An opportunity soon offered, for the Trojans now began again to venture out in the open plain, thinking that the Greeks were not so dangerous since the terrible Achilles was no longer at their head. Their new general in chief was Paris, and Philoctetes, happening to encounter him in battle, aimed at him with one of his poisoned arrows and pierced him through the shoulder. Paris was immediately carried back to the city, suffering intense pain, for the poison quickly began to take effect. Then at last the thoughts of Paris turned to the fair Œnone, whom, twenty years before, he had left in sorrow and loneliness on Mount Ida. He remembered her words, that he would one day have recourse to her for help. Hoping, therefore, that she might take pity on him, and perhaps cure him of his wound, for she had been instructed in medicine by Apollo, he ordered his attendants to carry him to where she still dwelt on the slopes of Ida. Œnone had not forgotten his cruel desertion of her, and so she refused to use her skill in his behalf. But when she heard that he was dead, she came down to Troy, and in her grief threw herself on his funeral pyre, and perished by his side.
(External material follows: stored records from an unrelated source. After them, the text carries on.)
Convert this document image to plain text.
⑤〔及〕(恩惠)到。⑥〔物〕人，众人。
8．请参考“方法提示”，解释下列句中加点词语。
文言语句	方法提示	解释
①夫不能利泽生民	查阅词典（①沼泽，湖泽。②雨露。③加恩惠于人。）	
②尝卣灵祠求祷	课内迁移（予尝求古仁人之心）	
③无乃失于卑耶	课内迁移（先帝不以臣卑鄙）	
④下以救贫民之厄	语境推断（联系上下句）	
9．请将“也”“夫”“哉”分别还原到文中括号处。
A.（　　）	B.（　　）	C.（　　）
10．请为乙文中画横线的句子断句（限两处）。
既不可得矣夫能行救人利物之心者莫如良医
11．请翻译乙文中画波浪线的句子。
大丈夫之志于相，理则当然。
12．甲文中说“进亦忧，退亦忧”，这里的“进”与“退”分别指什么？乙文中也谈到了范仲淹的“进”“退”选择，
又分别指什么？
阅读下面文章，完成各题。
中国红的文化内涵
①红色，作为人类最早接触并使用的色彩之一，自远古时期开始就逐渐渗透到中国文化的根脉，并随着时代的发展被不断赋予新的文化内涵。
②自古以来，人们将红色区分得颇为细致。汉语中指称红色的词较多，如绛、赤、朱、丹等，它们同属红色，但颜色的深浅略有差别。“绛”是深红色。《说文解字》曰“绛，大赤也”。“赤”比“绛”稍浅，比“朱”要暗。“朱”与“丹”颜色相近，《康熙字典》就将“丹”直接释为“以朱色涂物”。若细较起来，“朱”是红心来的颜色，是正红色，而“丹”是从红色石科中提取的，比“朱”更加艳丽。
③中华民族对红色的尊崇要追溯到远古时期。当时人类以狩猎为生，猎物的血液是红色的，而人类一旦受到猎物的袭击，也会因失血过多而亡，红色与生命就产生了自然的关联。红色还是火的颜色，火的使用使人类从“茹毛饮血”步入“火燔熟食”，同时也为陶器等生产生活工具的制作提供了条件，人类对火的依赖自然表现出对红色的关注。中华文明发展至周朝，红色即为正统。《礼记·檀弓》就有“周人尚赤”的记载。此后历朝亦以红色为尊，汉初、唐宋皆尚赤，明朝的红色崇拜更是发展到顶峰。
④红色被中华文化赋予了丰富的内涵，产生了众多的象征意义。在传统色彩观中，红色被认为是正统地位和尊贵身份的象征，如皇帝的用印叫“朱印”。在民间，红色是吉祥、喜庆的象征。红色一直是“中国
She rose, and slowly down, By the long torrent's ever-deepen'd roar, Paced, following, as in trance, the silent cry. . . . . . . . Then moving quickly forward till the heat Smote on her brow, she lifted up a voice Of shrill command, "Who burns upon the pyre?" Whereon their oldest and their boldest said, "He whom thou wouldst not heal!" and all at once The morning light of happy marriage broke Thro' all the clouded years of widowhood, And muffling up her comely head, and crying "Husband!" she leapt upon the funeral pile, And mixt herself with him and past in fire.

TENNYSON, _Death of Œnone_.

Meanwhile the Ithacan king, not forgetting the other conditions mentioned by Helenus, set sail for the island of Scyros, where the son of Achilles resided. His name was Pyrʹrhus, or Ne-op-tolʹ-mus, and, as he was a brave youth, he rejoiced at having an opportunity of fighting the Trojans, by whom his father had been killed. Ulysses gave him his father's armor, and by many heroic deeds in the war he proved that he was worthy to wear it.

The Palladium was now to be carried off from Troy, and this was a task by no means easy to perform. But the man of many arts succeeded in accomplishing it. Putting on the garments of a beggar, and scourging his body so as to leave marks, he went to the Scæan Gate, and entreated the guards to admit him. He told them that he was a Greek slave, and that he wished to escape from his master who had cruelly ill-used him. The guards, believing his story, permitted him to enter the city.

"He had given himself Unseemly stripes, and o'er his shoulders flung Vile garments like a slave's, and entered thus The enemy's town, and walked its spacious streets. Another man he seemed in that disguise.-- A beggar, though when at the Achaian fleet So different was the semblance that he wore. He entered Ilium thus transformed, and none Knew who it was that passed."